The spread operator doesn't just work for arrays, it also works for variadic functions like Math.max(). This opens up some nicely expressive syntax:
// using our axis example from above
var largestTick = Math.max(...axis);
var smallestTick = Math.min(...axis);
The built-in collections also understand this protocol, so you can use them as tools for manipulating your custom iterables. For example, let's say you have an iterable that might contain repeated values. You can pipe that through a Set to get rid of them:
var duplicated = [...fibonacci];
// 1, 1, 2, 3, 5, 8

var unique = [...new Set(fibonacci)]
// 1, 2, 3, 5, 8
Which reminds me of my favorite trick for creating a lookup table from a keyed iterable:
var data = [
  { name: "alice", data: 1 },
  { name: "bob", data: 2 },
  { name: "eve", data: 3 }
];

var lookup = Object.fromEntries(data.map(row => [row.name, row.data]));
// { alice: 1, bob: 2, eve: 3 }
Unfortunately, while the spread operator lets us go from an iterable to an array easily, you do have to implement your own method if you want to go from an array to your own custom iterable. However, if you stick to the protocol, it does make consumption a lot easier.
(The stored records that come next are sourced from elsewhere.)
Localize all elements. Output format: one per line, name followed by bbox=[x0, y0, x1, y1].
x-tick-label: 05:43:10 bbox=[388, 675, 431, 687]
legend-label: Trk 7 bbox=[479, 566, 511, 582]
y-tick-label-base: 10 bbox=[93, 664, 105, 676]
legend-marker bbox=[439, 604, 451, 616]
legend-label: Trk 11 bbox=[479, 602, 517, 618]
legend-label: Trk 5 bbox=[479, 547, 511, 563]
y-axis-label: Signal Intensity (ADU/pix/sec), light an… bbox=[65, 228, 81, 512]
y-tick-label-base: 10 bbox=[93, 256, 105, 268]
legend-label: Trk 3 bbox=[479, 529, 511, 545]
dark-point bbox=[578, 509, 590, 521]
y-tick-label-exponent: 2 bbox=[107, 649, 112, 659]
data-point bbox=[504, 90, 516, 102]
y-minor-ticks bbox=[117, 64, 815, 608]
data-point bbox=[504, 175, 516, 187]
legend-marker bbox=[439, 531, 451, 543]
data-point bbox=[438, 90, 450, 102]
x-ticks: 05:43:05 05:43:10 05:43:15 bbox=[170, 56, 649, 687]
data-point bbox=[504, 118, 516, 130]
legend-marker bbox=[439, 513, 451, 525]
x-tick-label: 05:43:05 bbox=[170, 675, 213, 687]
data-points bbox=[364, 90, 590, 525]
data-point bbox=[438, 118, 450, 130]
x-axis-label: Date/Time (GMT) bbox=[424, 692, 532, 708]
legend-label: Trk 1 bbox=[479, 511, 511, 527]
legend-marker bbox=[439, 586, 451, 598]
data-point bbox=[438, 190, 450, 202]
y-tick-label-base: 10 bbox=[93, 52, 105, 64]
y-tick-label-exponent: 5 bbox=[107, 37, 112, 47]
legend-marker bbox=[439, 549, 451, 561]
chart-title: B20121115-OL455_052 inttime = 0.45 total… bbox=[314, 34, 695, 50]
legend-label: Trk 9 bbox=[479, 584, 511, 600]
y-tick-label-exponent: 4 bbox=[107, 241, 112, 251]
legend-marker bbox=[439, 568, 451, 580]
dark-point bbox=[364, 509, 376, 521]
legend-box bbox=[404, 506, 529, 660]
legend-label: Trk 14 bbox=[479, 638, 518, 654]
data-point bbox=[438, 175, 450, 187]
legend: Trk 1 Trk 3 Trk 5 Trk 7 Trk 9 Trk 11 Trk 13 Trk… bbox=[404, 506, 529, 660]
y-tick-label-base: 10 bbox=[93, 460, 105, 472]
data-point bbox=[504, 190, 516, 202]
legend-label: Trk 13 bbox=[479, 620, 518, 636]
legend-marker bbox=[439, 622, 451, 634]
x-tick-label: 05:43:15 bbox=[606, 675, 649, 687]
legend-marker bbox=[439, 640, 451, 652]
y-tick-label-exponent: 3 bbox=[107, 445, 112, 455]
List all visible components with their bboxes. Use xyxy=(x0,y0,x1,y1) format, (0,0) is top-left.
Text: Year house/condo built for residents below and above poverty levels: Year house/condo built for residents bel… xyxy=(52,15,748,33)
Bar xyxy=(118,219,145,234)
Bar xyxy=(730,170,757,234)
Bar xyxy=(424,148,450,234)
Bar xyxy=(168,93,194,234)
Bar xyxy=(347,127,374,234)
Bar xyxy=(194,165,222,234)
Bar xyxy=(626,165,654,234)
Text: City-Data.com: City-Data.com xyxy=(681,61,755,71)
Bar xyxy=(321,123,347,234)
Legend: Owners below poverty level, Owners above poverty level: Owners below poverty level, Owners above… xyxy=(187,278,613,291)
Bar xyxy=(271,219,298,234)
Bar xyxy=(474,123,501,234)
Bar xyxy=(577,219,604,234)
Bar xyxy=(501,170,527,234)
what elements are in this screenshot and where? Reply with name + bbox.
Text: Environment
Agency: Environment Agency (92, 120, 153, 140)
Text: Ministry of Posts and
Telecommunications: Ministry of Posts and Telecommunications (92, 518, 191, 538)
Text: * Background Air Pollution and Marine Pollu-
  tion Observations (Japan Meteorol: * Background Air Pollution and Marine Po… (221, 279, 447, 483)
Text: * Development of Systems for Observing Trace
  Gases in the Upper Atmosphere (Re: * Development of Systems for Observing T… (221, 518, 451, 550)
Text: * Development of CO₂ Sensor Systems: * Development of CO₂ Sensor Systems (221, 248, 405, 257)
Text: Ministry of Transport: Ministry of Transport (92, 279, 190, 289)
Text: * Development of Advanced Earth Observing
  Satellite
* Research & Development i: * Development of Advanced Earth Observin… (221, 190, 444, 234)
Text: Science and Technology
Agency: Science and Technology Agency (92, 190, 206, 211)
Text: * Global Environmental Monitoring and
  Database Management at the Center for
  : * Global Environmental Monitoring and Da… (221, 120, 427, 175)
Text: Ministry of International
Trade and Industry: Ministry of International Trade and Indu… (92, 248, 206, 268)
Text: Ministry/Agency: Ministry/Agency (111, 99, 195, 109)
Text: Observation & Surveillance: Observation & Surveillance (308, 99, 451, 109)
For example, my spreadsheet class can be populated from an array (or any other iterable) with this code:
class Sheet {
  from(iterable) {
    var column = 1;
    var row = 1;
    for (var value of iterable) {
      this.cells.set(column + ":" + row, value);
      column++;
      // wrap around at the end of each row
      if (column > this.columns) {
        row++;
        column = 1;
      }
    }
  }
}
As long as you mimic Array.from() and Object.fromEntries(), it's pretty easy to make sure that your class will be able to pull in data from any other iterable object, and users will have a familiar model for how to interact with it.